Coyne Brendan M, Ito Danielle, Tariq Anam, Lew Susie Q, Kopp Jeffrey, Vinales Patricia Centron, Malik Fahim, Gipson Patrick E, Nobakht Ehsan
George Washington School of Medicine and Health Sciences, Washington, DC, United States.
Department of Biological Sciences, University of California, Irvine, Irvine, CA, United States.
Front Med (Lausanne). 2025 Jun 9;12:1568943. doi: 10.3389/fmed.2025.1568943. eCollection 2025.
Since its first reported case in December 2019, COVID-19 disease, caused by severe acute respiratory coronavirus 2 (SARS-CoV-2), evolved into a major pandemic throughout the world. Although COVID-19 is most often characterized as a respiratory pathology, there are also extensive reports of renal complications, such as glomerulonephritis (GN). However, the precise nature of COVID-associated glomerulonephritis (COVID-GN) has yet to be fully understood. This review seeks to elucidate COVID-GN pathophysiology by conducting an exhaustive systematic review.
Herein, we compare the different GN subtypes associated with COVID-19 in the literature. We also review the cytokines, antibodies, and genes most implicated in COVID-GN.

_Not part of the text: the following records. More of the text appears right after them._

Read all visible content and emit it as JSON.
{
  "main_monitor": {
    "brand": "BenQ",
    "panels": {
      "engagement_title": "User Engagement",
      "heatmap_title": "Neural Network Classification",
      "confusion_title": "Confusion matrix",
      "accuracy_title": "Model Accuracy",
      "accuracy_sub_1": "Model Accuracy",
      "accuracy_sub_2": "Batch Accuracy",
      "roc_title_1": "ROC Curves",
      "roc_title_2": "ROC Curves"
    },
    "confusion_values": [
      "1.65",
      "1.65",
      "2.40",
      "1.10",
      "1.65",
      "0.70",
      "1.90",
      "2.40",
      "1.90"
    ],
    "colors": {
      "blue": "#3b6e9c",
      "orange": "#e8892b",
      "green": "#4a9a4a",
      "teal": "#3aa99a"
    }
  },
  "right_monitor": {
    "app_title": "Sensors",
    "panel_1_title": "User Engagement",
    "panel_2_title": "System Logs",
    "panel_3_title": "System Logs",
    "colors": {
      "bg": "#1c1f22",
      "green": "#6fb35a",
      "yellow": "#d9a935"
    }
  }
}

The GN subtype with the highest number of cases associated with COVID-19 infection was focal segmental glomerulosclerosis, specifically the collapsing morphology. Meanwhile, the highest number of cases associated with COVID-19 vaccination was IgA nephropathy. The most prevalent mechanism in the literature for COVID-GN involves a cytokine storm, which may be accompanied by immune complex deposition.
Both infection and vaccination from SARS-CoV-2 can induce robust CD4+ T cell responses promoted by an IL-6 amplifier loop of inflammation. This immune response is likely further enhanced by interactions with complement systems and the renin-angiotensin-aldosterone system (RAAS). SARS-CoV-2-mediated pathways of both direct cytotoxicity and stimulation of polyclonal immunoglobulin may converge to cause glomerular inflammation and injury. Further investigation of these inflammatory pathways may provide insight into COVID-19 pathophysiology, treatment, and long-term outcomes.
自2019年12月首次报告病例以来,由严重急性呼吸综合征冠状病毒2(SARS-CoV-2)引起的2019冠状病毒病已演变成一场全球大流行。尽管2019冠状病毒病通常被认为是一种呼吸道疾病,但也有大量关于肾脏并发症的报道,如肾小球肾炎(GN)。然而,与2019冠状病毒病相关的肾小球肾炎(COVID-GN)的确切性质尚未完全明确。本综述旨在通过进行详尽的系统评价来阐明COVID-GN的病理生理学。
在此,我们比较了文献中与2019冠状病毒病相关的不同GN亚型。我们还综述了与COVID-GN关系最为密切的细胞因子、抗体和基因。
与2019冠状病毒病感染相关病例数最多的GN亚型是局灶节段性肾小球硬化,特别是塌陷型。同时,与2019冠状病毒病疫苗接种相关病例数最多的是IgA肾病。文献中COVID-GN最常见的机制是细胞因子风暴,可能伴有免疫复合物沉积。
SARS-CoV-2感染和疫苗接种均可诱导由炎症的IL-6放大环促进的强烈CD4+T细胞反应。这种免疫反应可能通过与补体系统和肾素-血管紧张素-醛固酮系统(RAAS)的相互作用而进一步增强。SARS-CoV-2介导的直接细胞毒性和多克隆免疫球蛋白刺激途径可能共同导致肾小球炎症和损伤。对这些炎症途径的进一步研究可能有助于深入了解2019冠状病毒病的病理生理学、治疗方法和长期预后。